I’ve read the classic romances just as well as everyone else has, but the one thing no one ever explained to me was exactly why people did any of these things. And perhaps that was where I failed to understand Ennio. Maybe he was in the grip of one of those illogical convictions that only one woman would do for him, and that I had to be that woman. I don’t pretend to understand, but I was gratified by it anyway.
I gave him my arm, and we walked, in an ambling sort of way, as if we had nothing much to do, out of the room, out of the center, down a corridor, then down another, on a seemingly random path.
“People will think we are bundling,” I told Ennio. “But I get a feeling it’s better than their thinking that we’re meeting Ciar. I don’t think this time if we’re caught we’ll escape with just a severe reprimand, like the time we got into the kitchens to find out where meat came from.”
Ennio nodded. “Oh, yeah. He’s always getting us into crazy adventures. And would it be so bad if we were?”
“If we were
“If we were going to bundle,” he said.
“Unauthorized contact before marriage?” I asked. “Do you want your coupons docked and your child allowance lowered?”

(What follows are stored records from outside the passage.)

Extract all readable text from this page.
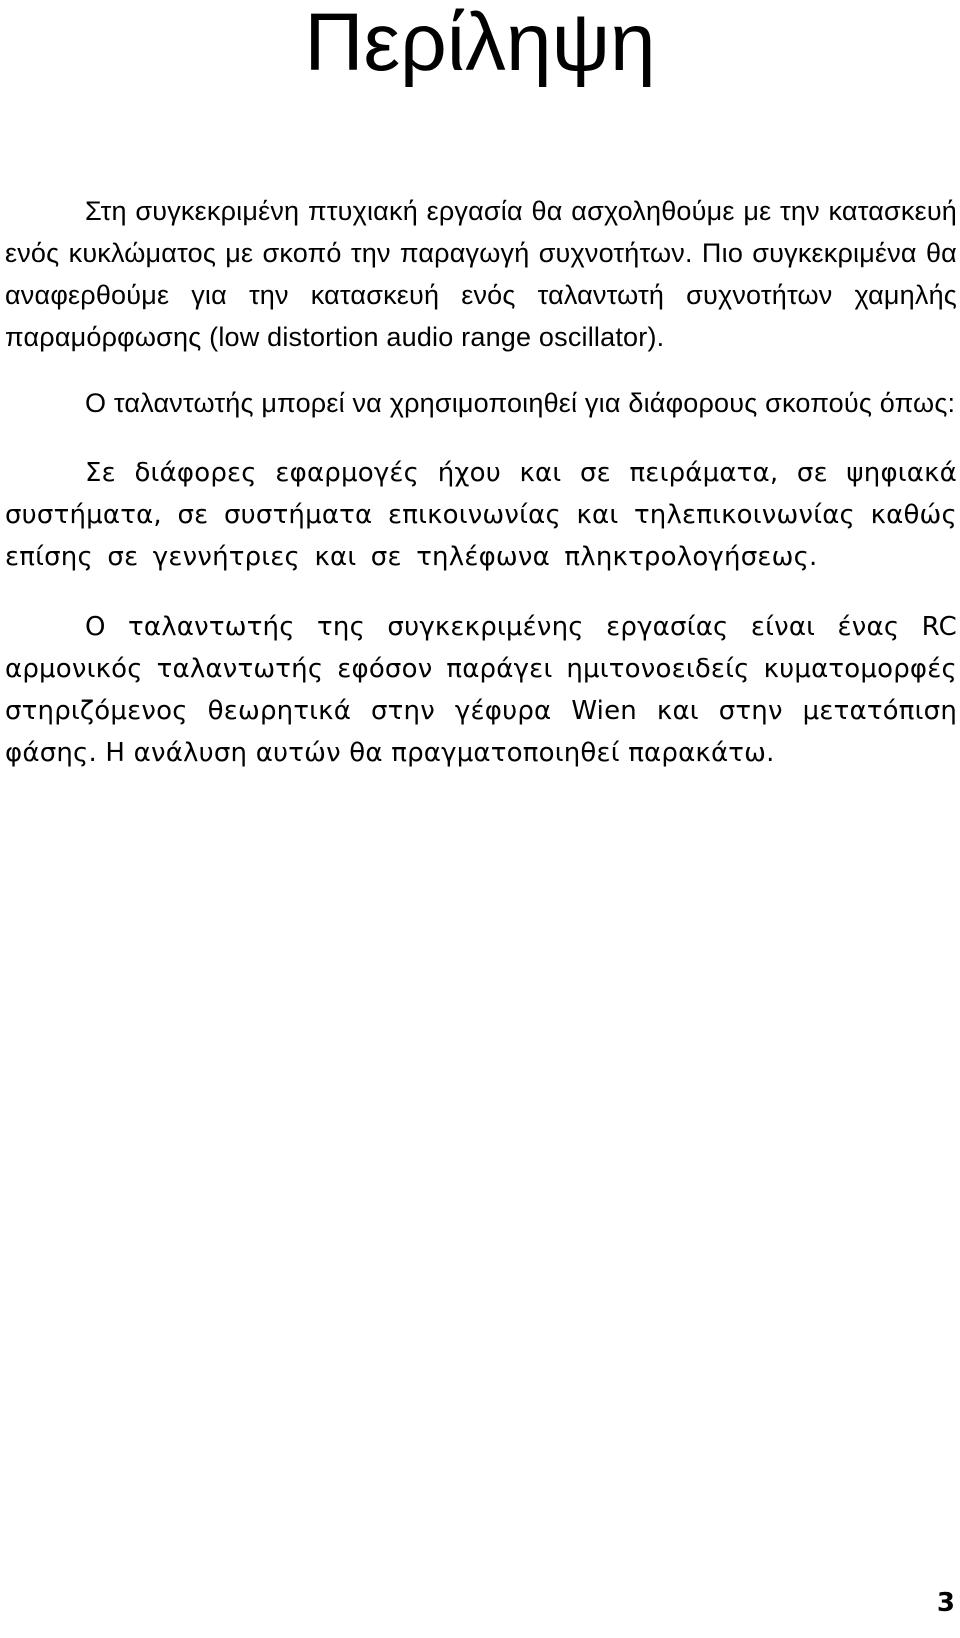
Περίληψη

Στη συγκεκριμένη πτυχιακή εργασία θα ασχοληθούμε με την κατασκευή ενός κυκλώματος με σκοπό την παραγωγή συχνοτήτων. Πιο συγκεκριμένα θα αναφερθούμε για την κατασκευή ενός ταλαντωτή συχνοτήτων χαμηλής παραμόρφωσης (low distortion audio range oscillator).

Ο ταλαντωτής μπορεί να χρησιμοποιηθεί για διάφορους σκοπούς όπως:

Σε διάφορες εφαρμογές ήχου και σε πειράματα, σε ψηφιακά συστήματα, σε συστήματα επικοινωνίας και τηλεπικοινωνίας καθώς επίσης σε γεννήτριες και σε τηλέφωνα πληκτρολογήσεως.

Ο ταλαντωτής της συγκεκριμένης εργασίας είναι ένας RC αρμονικός ταλαντωτής εφόσον παράγει ημιτονοειδείς κυματομορφές στηριζόμενος θεωρητικά στην γέφυρα Wien και στην μετατόπιση φάσης. Η ανάλυση αυτών θα πραγματοποιηθεί παρακάτω.

3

He looked at me for a moment, then shrugged, and this time I wondered which of us had lost his mind.
So we didn’t talk about it anymore. Instead, we walked down the corridors, more or less aimlessly, until we were far enough away that we could head back in the direction we were supposed to be going, to meet Ciar.
This circuitous route took us through narrow little tunnels, the ceramic material that curved overhead patched in a hundred places. Then we emerged onto a larger path amid fields, which were planted with some form of wheat that gave off a rich and earthy smell.